Did it happen on both guns at once?
If you're hearing a sound (probably the reloading sound since the game would have to register the emitters on the screen for a firing sound) it means your trigger switches are working, but not your emitters.
Put the game into test mode and get into gun calibration. (If you don't have a manual or knowledge on how to get to this point, you can probably find the info in one of the available manual download sites.)
Once you're in gun calibration, aim each of the guns at the screen to see if the crosshairs show up. If not, then your guns aren't emitting the signals out the barrels. If you do get crosshairs, go ahead and calibrate by following the oncreen instructions, then exit out and see if your guns work. Sometimes your calibration can get so out of whack that you could hold the gun against the screen and still miss your target.
If your guns aren't emitting, there could be several reasons why:
1 - Your emitters have burned out. You will need to dismantle the gun to get to the small board with your emitters. These usually look like clear or purplish LEDS pointing out the barrell. Unsolder and replace with like parts. If you have poor soldering skills, or have trouble finding the proper emitters to replace with, you can order complete emitter boards for your guns. (Try Happ) You don't usually see both of these go out at once without a reason, like a power surge. Is this game plugged into a surge protector? If not, get one.

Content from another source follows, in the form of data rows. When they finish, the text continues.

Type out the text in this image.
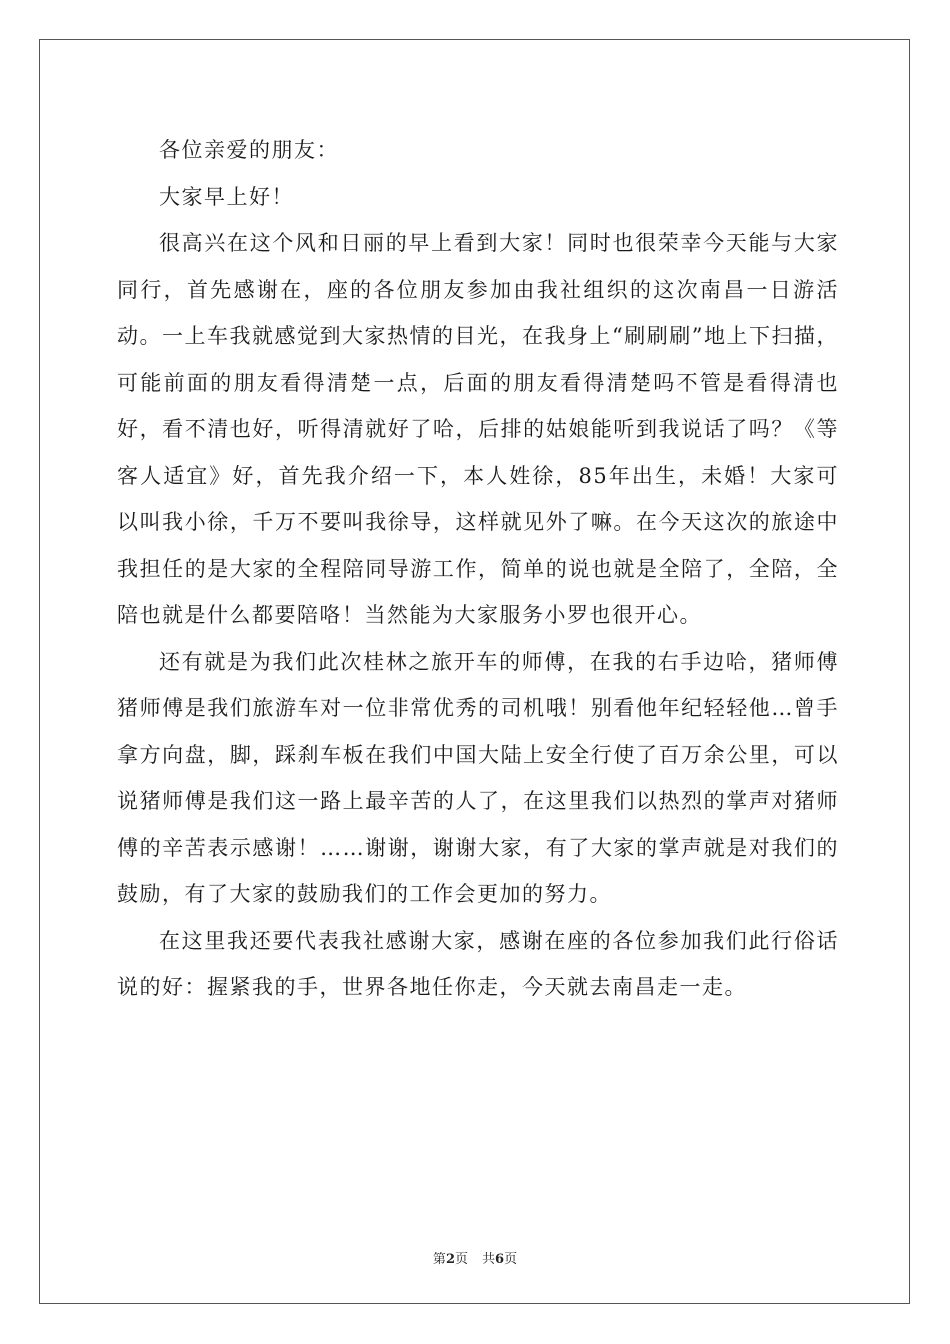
各位亲爱的朋友：

大家早上好！

很高兴在这个风和日丽的早上看到大家！同时也很荣幸今天能与大家同行，首先感谢在，座的各位朋友参加由我社组织的这次南昌一日游活动。一上车我就感觉到大家热情的目光，在我身上“刷刷刷”地上下扫描，可能前面的朋友看得清楚一点，后面的朋友看得清楚吗不管是看得清也好，看不清也好，听得清就好了哈，后排的姑娘能听到我说话了吗？《等客人适宜》好，首先我介绍一下，本人姓徐，85年出生，未婚！大家可以叫我小徐，千万不要叫我徐导，这样就见外了嘛。在今天这次的旅途中我担任的是大家的全程陪同导游工作，简单的说也就是全陪了，全陪，全陪也就是什么都要陪咯！当然能为大家服务小罗也很开心。

还有就是为我们此次桂林之旅开车的师傅，在我的右手边哈，猪师傅猪师傅是我们旅游车对一位非常优秀的司机哦！别看他年纪轻轻他…曾手拿方向盘，脚，踩刹车板在我们中国大陆上安全行使了百万余公里，可以说猪师傅是我们这一路上最辛苦的人了，在这里我们以热烈的掌声对猪师傅的辛苦表示感谢！……谢谢，谢谢大家，有了大家的掌声就是对我们的鼓励，有了大家的鼓励我们的工作会更加的努力。

在这里我还要代表我社感谢大家，感谢在座的各位参加我们此行俗话说的好：握紧我的手，世界各地任你走，今天就去南昌走一走。

第2页 共6页
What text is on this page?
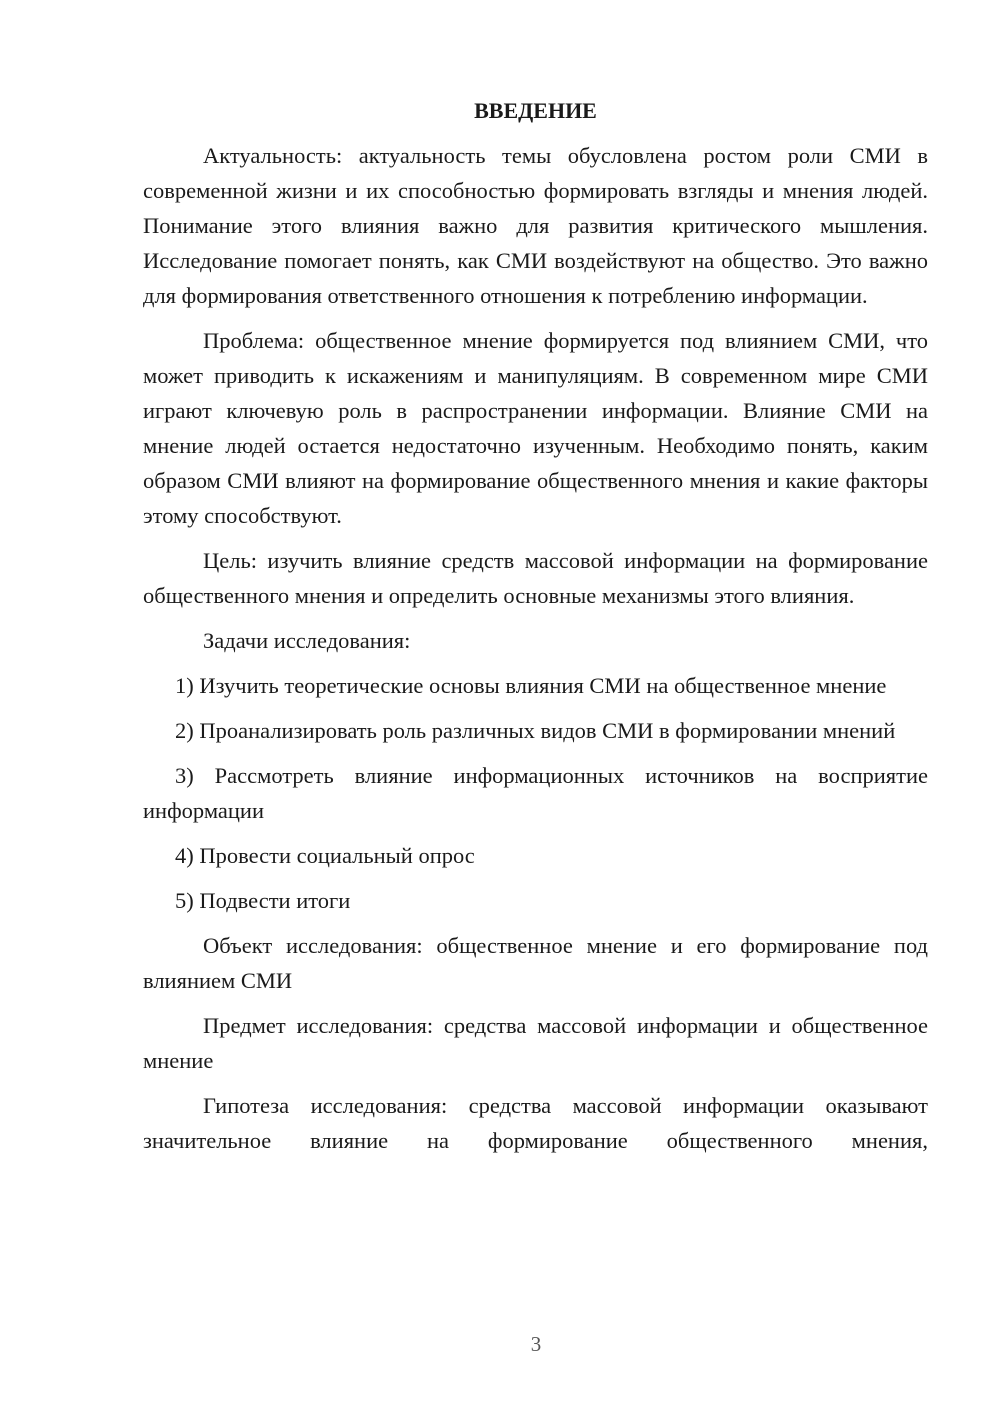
ВВЕДЕНИЕ

Актуальность: актуальность темы обусловлена ростом роли СМИ в современной жизни и их способностью формировать взгляды и мнения людей. Понимание этого влияния важно для развития критического мышления. Исследование помогает понять, как СМИ воздействуют на общество. Это важно для формирования ответственного отношения к потреблению информации.

Проблема: общественное мнение формируется под влиянием СМИ, что может приводить к искажениям и манипуляциям. В современном мире СМИ играют ключевую роль в распространении информации. Влияние СМИ на мнение людей остается недостаточно изученным. Необходимо понять, каким образом СМИ влияют на формирование общественного мнения и какие факторы этому способствуют.

Цель: изучить влияние средств массовой информации на формирование общественного мнения и определить основные механизмы этого влияния.

Задачи исследования:

1) Изучить теоретические основы влияния СМИ на общественное мнение

2) Проанализировать роль различных видов СМИ в формировании мнений

3) Рассмотреть влияние информационных источников на восприятие информации

4) Провести социальный опрос

5) Подвести итоги

Объект исследования: общественное мнение и его формирование под влиянием СМИ

Предмет исследования: средства массовой информации и общественное мнение

Гипотеза исследования: средства массовой информации оказывают значительное влияние на формирование общественного мнения,

3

2 - Your emitters are being interfered with. Sometime a small layer of dust or dirt on the LED can interfere with the signal, or the LED could have been jostled loose from its seating causing it not to be aimed perfectly down the tube. You have to dismantle the gun to make sure. Had a customer who redid a room with drywall dust everywhere and didn't cover his game first. Wondered why his game started acting funny.
3 - Bad connections. If both guns went out at the same time, the most obvious reason could be a connector coming loose. Was the game moved recently? Double-check the wiring coming from the guns into the cabinets, making sure a wire hasn't broken loose or been pinched. There will usually be a connector inside the cabinet, as well as to the CPU. The fact that your triggers are working, however, could mean that your bad connection would most likely lie on your emitter board inside your gun. I've seen several instances where a leg of the emitting LED has broken off, or had a bad solder connection on an LED leg.
4 - Problem with your CPU. This is the one you hope it isn't, as your troubles increase and your chances for a cheap repair go down the drain. The only sure-fire way to rule this out would be to plug it into another Area 51, but I'd try the other things first.
Shooting games do like the glass bezel and tube to be fairly clean, also.
On another note, if you get crosshairs during your calibration test, but you still can't shoot anything, I would skip directly to solution 4.